We can extend Hobbes's theory to also explain other familiar phenomena: when a straw containing liquid is lifted out of a liquid with the uppermost opening tightly covered, for example, the liquid in the straw will remain suspended in the straw, because there is insufficient force being pressed on the particles outside the straw to force the tiny ones to enter through the straw's tiny pores. So the liquid does not fall because there is nothing pushing it out – and besides, it has nowhere to go, as all the area outside the straw is jam-packed with matter.

Boyle, however, resisted the force of these arguments. He believed that after the pump has done its work, nothing is left in the dome, as none of his careful experiment provided reason to think anything is left over. He detected no subtle “aether wind” within the dome nor any other thin, leftover fine substance. So he claimed his experiments showed that empty spaces can be introduced in nature, at least with a clever enough device.

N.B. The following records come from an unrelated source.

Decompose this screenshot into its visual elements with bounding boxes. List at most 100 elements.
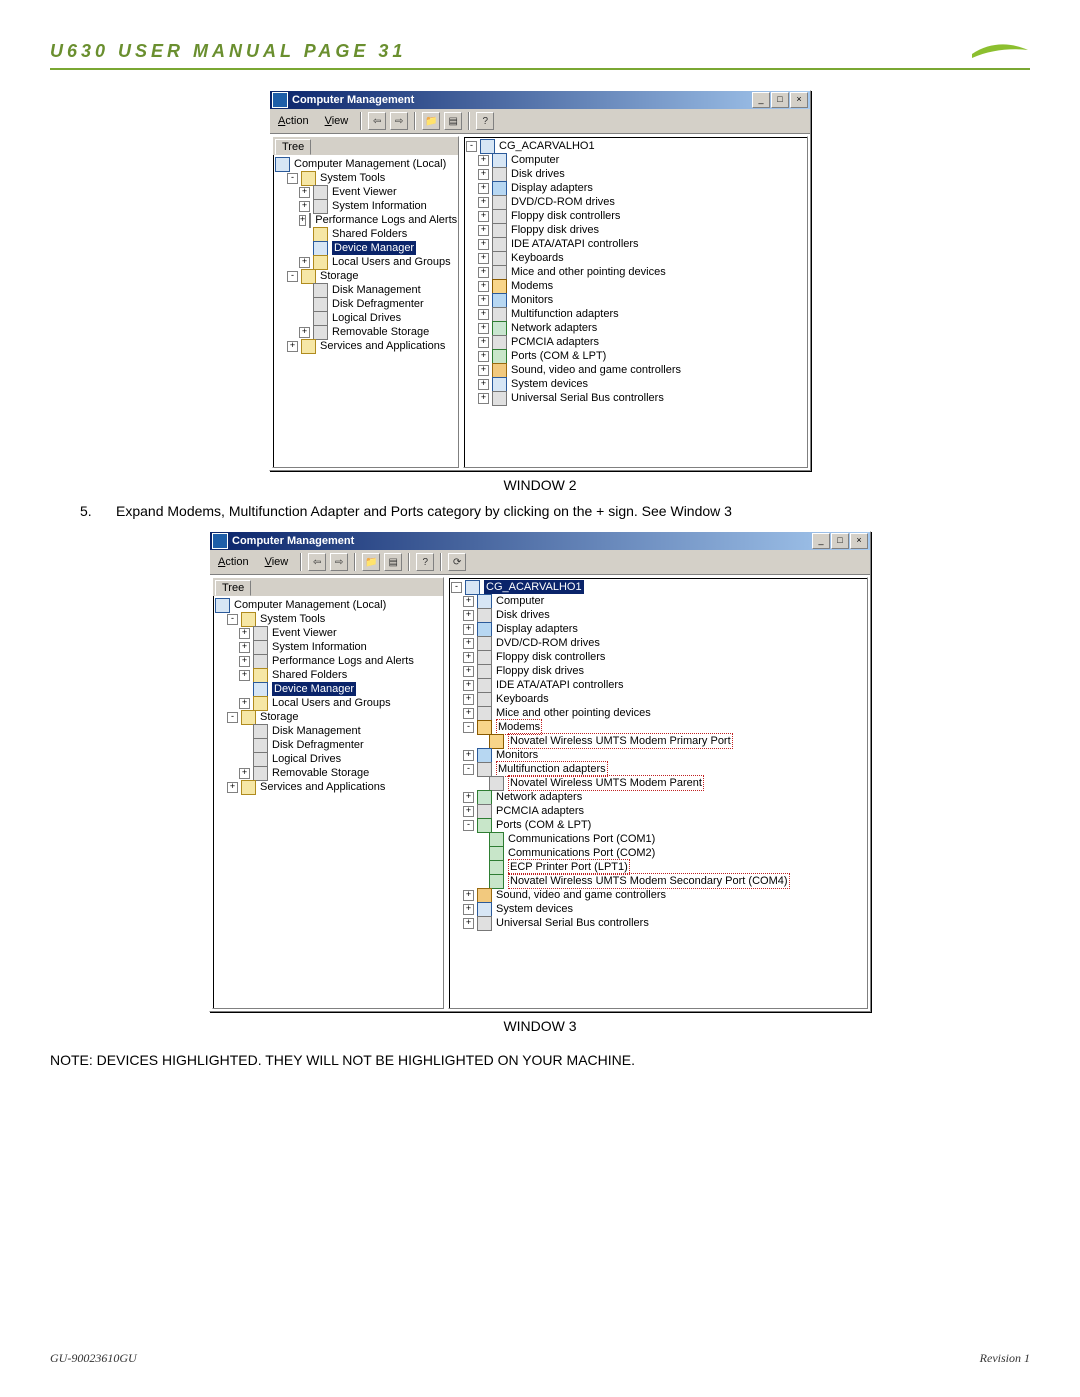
menu-action[interactable]: Action [272,114,315,128]
properties-icon[interactable]: ▤ [384,553,402,571]
help-icon[interactable]: ? [416,553,434,571]
tree-perf-logs[interactable]: Performance Logs and Alerts [315,213,457,227]
dev-ide[interactable]: IDE ATA/ATAPI controllers [511,237,639,251]
expand-icon[interactable]: + [239,670,250,681]
menu-action[interactable]: Action [212,555,255,569]
dev-dvd-cdrom[interactable]: DVD/CD-ROM drives [496,636,600,650]
tree-local-users[interactable]: Local Users and Groups [272,696,391,710]
refresh-icon[interactable]: ⟳ [448,553,466,571]
tree-shared-folders[interactable]: Shared Folders [272,668,347,682]
device-tree[interactable]: -CG_ACARVALHO1 +Computer +Disk drives +D… [464,137,807,407]
collapse-icon[interactable]: - [287,271,298,282]
titlebar[interactable]: Computer Management _ □ × [270,91,810,109]
tree-removable-storage[interactable]: Removable Storage [332,325,429,339]
expand-icon[interactable]: + [463,652,474,663]
expand-icon[interactable]: + [239,642,250,653]
expand-icon[interactable]: + [239,768,250,779]
collapse-icon[interactable]: - [466,141,477,152]
tree-tab[interactable]: Tree [215,580,251,596]
tree-disk-management[interactable]: Disk Management [272,724,361,738]
collapse-icon[interactable]: - [463,764,474,775]
expand-icon[interactable]: + [463,624,474,635]
dev-modems[interactable]: Modems [511,279,553,293]
dev-system-devices[interactable]: System devices [511,377,588,391]
mmc-tree[interactable]: Computer Management (Local) -System Tool… [273,155,458,355]
titlebar[interactable]: Computer Management _ □ × [210,532,870,550]
expand-icon[interactable]: + [478,323,489,334]
expand-icon[interactable]: + [478,155,489,166]
dev-system-devices[interactable]: System devices [496,902,573,916]
expand-icon[interactable]: + [239,698,250,709]
expand-icon[interactable]: + [478,183,489,194]
device-tree[interactable]: -CG_ACARVALHO1 +Computer +Disk drives +D… [449,578,867,932]
properties-icon[interactable]: ▤ [444,112,462,130]
tree-storage[interactable]: Storage [320,269,359,283]
expand-icon[interactable]: + [463,918,474,929]
collapse-icon[interactable]: - [463,820,474,831]
dev-computer[interactable]: Computer [511,153,559,167]
dev-usb[interactable]: Universal Serial Bus controllers [496,916,649,930]
tree-storage[interactable]: Storage [260,710,299,724]
dev-network[interactable]: Network adapters [511,321,597,335]
dev-monitors[interactable]: Monitors [511,293,553,307]
expand-icon[interactable]: + [299,257,310,268]
expand-icon[interactable]: + [463,610,474,621]
tree-system-information[interactable]: System Information [332,199,427,213]
dev-display-adapters[interactable]: Display adapters [496,622,578,636]
tree-logical-drives[interactable]: Logical Drives [332,311,401,325]
tree-local-users[interactable]: Local Users and Groups [332,255,451,269]
tree-system-information[interactable]: System Information [272,640,367,654]
expand-icon[interactable]: + [299,327,310,338]
expand-icon[interactable]: + [463,680,474,691]
expand-icon[interactable]: + [463,792,474,803]
dev-com2[interactable]: Communications Port (COM2) [508,846,655,860]
menu-view[interactable]: View [259,555,295,569]
expand-icon[interactable]: + [478,393,489,404]
expand-icon[interactable]: + [478,337,489,348]
expand-icon[interactable]: + [478,197,489,208]
tree-logical-drives[interactable]: Logical Drives [272,752,341,766]
close-button[interactable]: × [790,92,808,108]
dev-multifunction[interactable]: Multifunction adapters [511,307,619,321]
dev-monitors[interactable]: Monitors [496,748,538,762]
dev-dvd-cdrom[interactable]: DVD/CD-ROM drives [511,195,615,209]
forward-icon[interactable]: ⇨ [390,112,408,130]
expand-icon[interactable]: + [478,169,489,180]
dev-com1[interactable]: Communications Port (COM1) [508,832,655,846]
tree-shared-folders[interactable]: Shared Folders [332,227,407,241]
expand-icon[interactable]: + [463,666,474,677]
collapse-icon[interactable]: - [451,582,462,593]
tree-disk-management[interactable]: Disk Management [332,283,421,297]
tree-system-tools[interactable]: System Tools [320,171,385,185]
back-icon[interactable]: ⇦ [368,112,386,130]
expand-icon[interactable]: + [463,890,474,901]
expand-icon[interactable]: + [239,628,250,639]
dev-display-adapters[interactable]: Display adapters [511,181,593,195]
tree-services-apps[interactable]: Services and Applications [260,780,385,794]
dev-floppy-ctrl[interactable]: Floppy disk controllers [496,650,605,664]
tree-removable-storage[interactable]: Removable Storage [272,766,369,780]
expand-icon[interactable]: + [299,215,306,226]
dev-disk-drives[interactable]: Disk drives [496,608,550,622]
mmc-tree[interactable]: Computer Management (Local) -System Tool… [213,596,443,796]
dev-sound[interactable]: Sound, video and game controllers [496,888,666,902]
dev-pcmcia[interactable]: PCMCIA adapters [496,804,584,818]
expand-icon[interactable]: + [463,708,474,719]
minimize-button[interactable]: _ [812,533,830,549]
expand-icon[interactable]: + [478,351,489,362]
minimize-button[interactable]: _ [752,92,770,108]
expand-icon[interactable]: + [478,267,489,278]
back-icon[interactable]: ⇦ [308,553,326,571]
collapse-icon[interactable]: - [227,614,238,625]
dev-ports[interactable]: Ports (COM & LPT) [496,818,591,832]
dev-floppy-ctrl[interactable]: Floppy disk controllers [511,209,620,223]
collapse-icon[interactable]: - [227,712,238,723]
expand-icon[interactable]: + [478,281,489,292]
expand-icon[interactable]: + [478,225,489,236]
dev-ide[interactable]: IDE ATA/ATAPI controllers [496,678,624,692]
tree-event-viewer[interactable]: Event Viewer [272,626,337,640]
tree-device-manager[interactable]: Device Manager [272,682,356,696]
collapse-icon[interactable]: - [287,173,298,184]
collapse-icon[interactable]: - [463,722,474,733]
expand-icon[interactable]: + [478,365,489,376]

It would seem that Hobbes and Boyle were engaged in a narrow, scientific debate over how to interpret experimental results. But in their magisterial work on this debate, Steven Shapin and Simon Schaffer argue that more than science was at stake. Boyle, for his part, was worried that Hobbes's radical materialism would lead men to atheism. Hobbes in turn simply did not like the idea of positing nothings (i.e., vacua) that were somethings (i.e., entities with size and shape). For once we open the door to invisible entities, he worried, we will generate a species of men who, like clerics, will suppose themselves to have unassailable knowledge of these invisible things. Better, he thought, to keep everything material, and confine those who believe in occult, immaterial entities to Bedlam.

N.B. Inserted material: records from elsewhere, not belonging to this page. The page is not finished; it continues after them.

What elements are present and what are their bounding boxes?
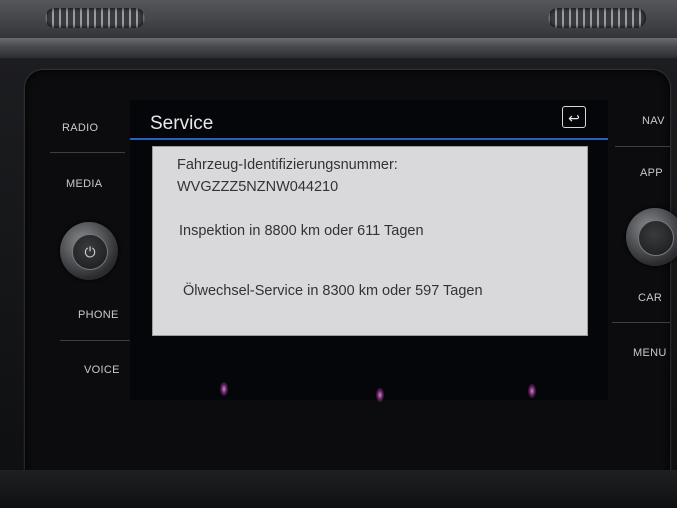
left-divider-2 [60,340,130,341]
app-button[interactable]: APP [640,167,663,179]
phone-button[interactable]: PHONE [78,309,119,321]
menu-button[interactable]: MENU [633,347,667,359]
page-title: Service [150,113,214,134]
power-icon: ⏻ [72,234,108,270]
media-button[interactable]: MEDIA [66,178,102,190]
voice-button[interactable]: VOICE [84,364,120,376]
left-divider-1 [50,152,125,153]
tuning-knob-center [638,220,674,256]
oil-service-due: Ölwechsel-Service in 8300 km oder 597 Ta… [183,283,483,299]
air-vent-left [45,8,145,28]
infotainment-screen: Service ↩ Fahrzeug-Identifizierungsnumme… [130,100,608,402]
vin-value: WVGZZZ5NZNW044210 [177,179,339,195]
car-button[interactable]: CAR [638,292,662,304]
dashboard-trim [0,38,677,58]
radio-button[interactable]: RADIO [62,122,98,134]
right-divider-2 [612,322,670,323]
service-info-panel: Fahrzeug-Identifizierungsnummer: WVGZZZ5… [152,146,588,336]
ambient-light-1 [220,382,228,396]
back-icon[interactable]: ↩ [562,106,586,128]
nav-button[interactable]: NAV [642,115,665,127]
console-lower [0,470,677,508]
title-bar: Service ↩ [130,100,608,140]
ambient-light-2 [376,388,384,402]
inspection-due: Inspektion in 8800 km oder 611 Tagen [179,223,424,239]
right-divider-1 [615,146,670,147]
air-vent-right [548,8,646,28]
vin-label: Fahrzeug-Identifizierungsnummer: [177,157,398,173]
volume-knob[interactable]: ⏻ [60,222,118,280]
tuning-knob[interactable] [626,208,677,266]
ambient-light-3 [528,384,536,398]
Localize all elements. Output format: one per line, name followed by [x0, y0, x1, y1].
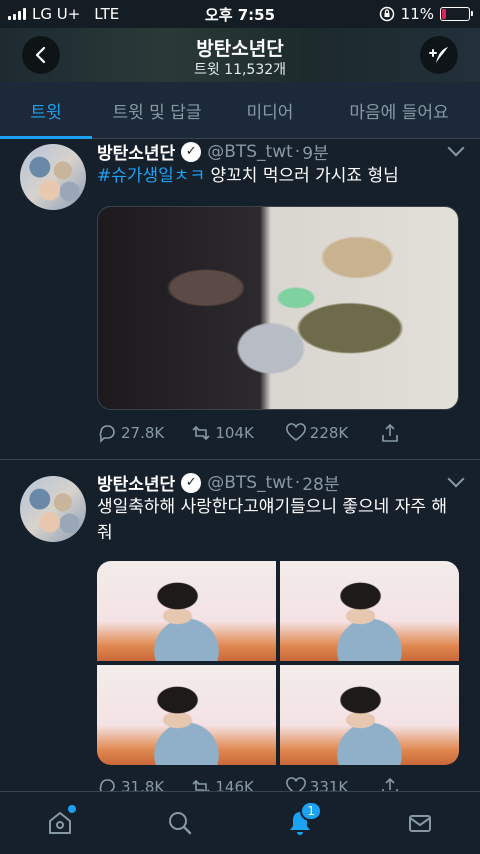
tweet-photo-grid: [97, 561, 459, 765]
bottom-nav: 1: [0, 791, 480, 854]
author-name[interactable]: 방탄소년단: [97, 470, 175, 495]
avatar[interactable]: [20, 144, 86, 210]
tab-likes[interactable]: 마음에 들어요: [318, 82, 480, 138]
share-icon: [382, 423, 398, 442]
tweet-header: 방탄소년단 ✓ @BTS_twt · 9분: [97, 139, 329, 164]
tab-tweets[interactable]: 트윗: [0, 82, 92, 139]
tweet-time: 9분: [302, 144, 329, 164]
orientation-lock-icon: [379, 6, 394, 22]
chevron-down-icon[interactable]: [447, 139, 465, 157]
tweet-text: #슈가생일ㅊㅋ 양꼬치 먹으러 가시죠 형님: [97, 163, 458, 189]
nav-search[interactable]: [158, 801, 202, 845]
author-name[interactable]: 방탄소년단: [97, 139, 175, 164]
tweet-actions: 27.8K 104K 228K: [97, 423, 410, 443]
tweet-photo[interactable]: [97, 561, 276, 661]
nav-messages[interactable]: [398, 801, 442, 845]
tab-media[interactable]: 미디어: [222, 82, 318, 138]
like-count: 228K: [309, 424, 349, 442]
reply-button[interactable]: 27.8K: [97, 423, 191, 443]
tweet-time: 28분: [302, 475, 340, 495]
compose-icon: [429, 47, 448, 63]
like-button[interactable]: 228K: [285, 423, 380, 443]
battery-percent: 11%: [400, 5, 434, 23]
home-icon: [49, 812, 71, 834]
messages-icon: [409, 815, 431, 832]
status-bar: LG U+ LTE 오후 7:55 11%: [0, 0, 480, 28]
reply-count: 27.8K: [121, 424, 165, 442]
verified-icon: ✓: [181, 141, 202, 162]
tweet-photo[interactable]: [97, 206, 459, 410]
profile-tabs: 트윗 트윗 및 답글 미디어 마음에 들어요: [0, 82, 480, 139]
separator: ·: [294, 141, 301, 162]
tweet-header: 방탄소년단 ✓ @BTS_twt · 28분: [97, 470, 339, 495]
notification-badge: 1: [300, 801, 322, 821]
tab-tweets-and-replies[interactable]: 트윗 및 답글: [92, 82, 222, 138]
retweet-icon: [192, 425, 210, 441]
heart-icon: [285, 423, 306, 441]
verified-icon: ✓: [181, 472, 202, 493]
tweet-body: 생일축하해 사랑한다고얘기들으니 좋으네 자주 해줘: [97, 497, 448, 543]
tweet[interactable]: 방탄소년단 ✓ @BTS_twt · 9분 #슈가생일ㅊㅋ 양꼬치 먹으러 가시…: [0, 139, 480, 460]
nav-notifications[interactable]: 1: [278, 801, 322, 845]
hashtag-link[interactable]: #슈가생일ㅊㅋ: [97, 166, 205, 186]
compose-tweet-button[interactable]: [420, 36, 458, 74]
reply-icon: [99, 425, 115, 443]
avatar[interactable]: [20, 476, 86, 542]
nav-home[interactable]: [38, 801, 82, 845]
chevron-down-icon[interactable]: [447, 470, 465, 488]
tweet-photo[interactable]: [280, 665, 459, 765]
author-handle: @BTS_twt: [207, 141, 293, 162]
profile-header: 방탄소년단 트윗 11,532개: [0, 28, 480, 82]
tweet-count: 트윗 11,532개: [193, 62, 287, 78]
retweet-count: 104K: [215, 424, 254, 442]
tweet-photo[interactable]: [97, 665, 276, 765]
tweet-photo[interactable]: [280, 561, 459, 661]
author-handle: @BTS_twt: [207, 472, 293, 493]
tweet[interactable]: 방탄소년단 ✓ @BTS_twt · 28분 생일축하해 사랑한다고얘기들으니 …: [0, 461, 480, 797]
retweet-button[interactable]: 104K: [191, 423, 285, 443]
battery-icon: [440, 7, 473, 21]
share-button[interactable]: [380, 423, 410, 443]
separator: ·: [294, 472, 301, 493]
page-title: 방탄소년단: [196, 38, 284, 60]
search-icon: [169, 812, 192, 835]
tweet-body: 양꼬치 먹으러 가시죠 형님: [210, 166, 399, 186]
new-content-dot: [68, 805, 76, 813]
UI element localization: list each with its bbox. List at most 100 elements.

The next decade saw volleys of philosophical arguments over the worth of experimental science and over the possibility of a vacuum. Many of the arguments were well-conceived, detailed, and difficult to rebut at the time. But in the larger scheme they were all beside the point. Boyle's account of matter and vacua, like Copernicus's model of the solar system, finally secured a genuine advance in science despite the cogency of any philosophical objection to the contrary, leading one to wonder whether revolutionary science has not as much to do with critical thinking and logical inquiry as it has to do with a less rational or even unruly seizure of insight. The experimenter sees, as in a kind of vision, the way things very well may be; and then proceeds to wave aside every good reason for thinking things cannot possibly be that way, and doggedly follows the hunch until the objections are silenced by the evident success of the new vision.

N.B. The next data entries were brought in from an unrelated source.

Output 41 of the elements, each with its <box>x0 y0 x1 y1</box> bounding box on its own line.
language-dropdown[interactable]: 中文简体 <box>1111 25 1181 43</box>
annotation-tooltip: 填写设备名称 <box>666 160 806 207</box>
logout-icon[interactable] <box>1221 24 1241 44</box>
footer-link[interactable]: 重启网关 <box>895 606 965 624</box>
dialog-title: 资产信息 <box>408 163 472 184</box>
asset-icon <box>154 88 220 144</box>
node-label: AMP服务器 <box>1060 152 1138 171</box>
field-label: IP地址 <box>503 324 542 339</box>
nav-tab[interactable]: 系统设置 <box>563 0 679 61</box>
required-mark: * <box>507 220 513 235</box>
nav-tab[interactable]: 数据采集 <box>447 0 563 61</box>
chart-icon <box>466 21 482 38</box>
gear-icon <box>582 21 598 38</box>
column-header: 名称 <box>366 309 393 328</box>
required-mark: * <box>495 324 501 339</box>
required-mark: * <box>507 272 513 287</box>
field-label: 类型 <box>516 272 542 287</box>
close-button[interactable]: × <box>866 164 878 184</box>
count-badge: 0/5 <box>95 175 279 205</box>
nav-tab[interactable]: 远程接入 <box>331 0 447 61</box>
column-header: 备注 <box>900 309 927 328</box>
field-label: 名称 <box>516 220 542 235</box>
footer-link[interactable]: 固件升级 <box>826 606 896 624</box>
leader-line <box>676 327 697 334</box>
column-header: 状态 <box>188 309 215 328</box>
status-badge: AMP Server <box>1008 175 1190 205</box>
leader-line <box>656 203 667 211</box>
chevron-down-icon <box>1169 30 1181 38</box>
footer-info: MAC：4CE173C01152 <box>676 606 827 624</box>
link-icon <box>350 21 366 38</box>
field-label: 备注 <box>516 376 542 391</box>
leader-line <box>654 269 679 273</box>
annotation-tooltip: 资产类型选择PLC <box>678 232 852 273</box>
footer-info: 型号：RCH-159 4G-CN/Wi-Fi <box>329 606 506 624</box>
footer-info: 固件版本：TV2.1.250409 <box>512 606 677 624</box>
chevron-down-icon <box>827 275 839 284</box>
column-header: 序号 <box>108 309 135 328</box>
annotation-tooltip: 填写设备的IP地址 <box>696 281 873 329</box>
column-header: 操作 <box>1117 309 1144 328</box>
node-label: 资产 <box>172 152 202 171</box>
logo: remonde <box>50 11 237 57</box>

Shapin & Schaffer argue that any intellectual or scientific community exists within the larger forces of a society, and despite every attempt by the community to remain objective, social forces end up there anyway. This would have been bad news for those who initially formed the Royal Society, since they were hoping their society could exist in a sort of political vacuum. As Thomas Sprat wrote in the first history of the Society, “Their first purpose was no more, then onely the satisfaction of breathing a freer air, and of conversing in quiet one with another, without being ingag’d in the passions, and madness of that dismal Age.” But this kind of political vacuum is indeed impossible: everything that happened in the Gresham College chamber both pressed upon and was pressed upon by the environment beyond that chamber. The last line of Shapin & Schaffer's book – “Hobbes was right” – means that, whatever the case is with the air pump, there never is a vacuum in the politics of human lives – scientists included.

See further:

Steven Shapin and Simon Schaffer. Leviathan and the Air-Pump: Hobbes, Boyle, and the experimental life. Princeton University Press, 1985.

Edward Grant (ed.). Much Ado About Nothing. Cambridge University Press, 1981.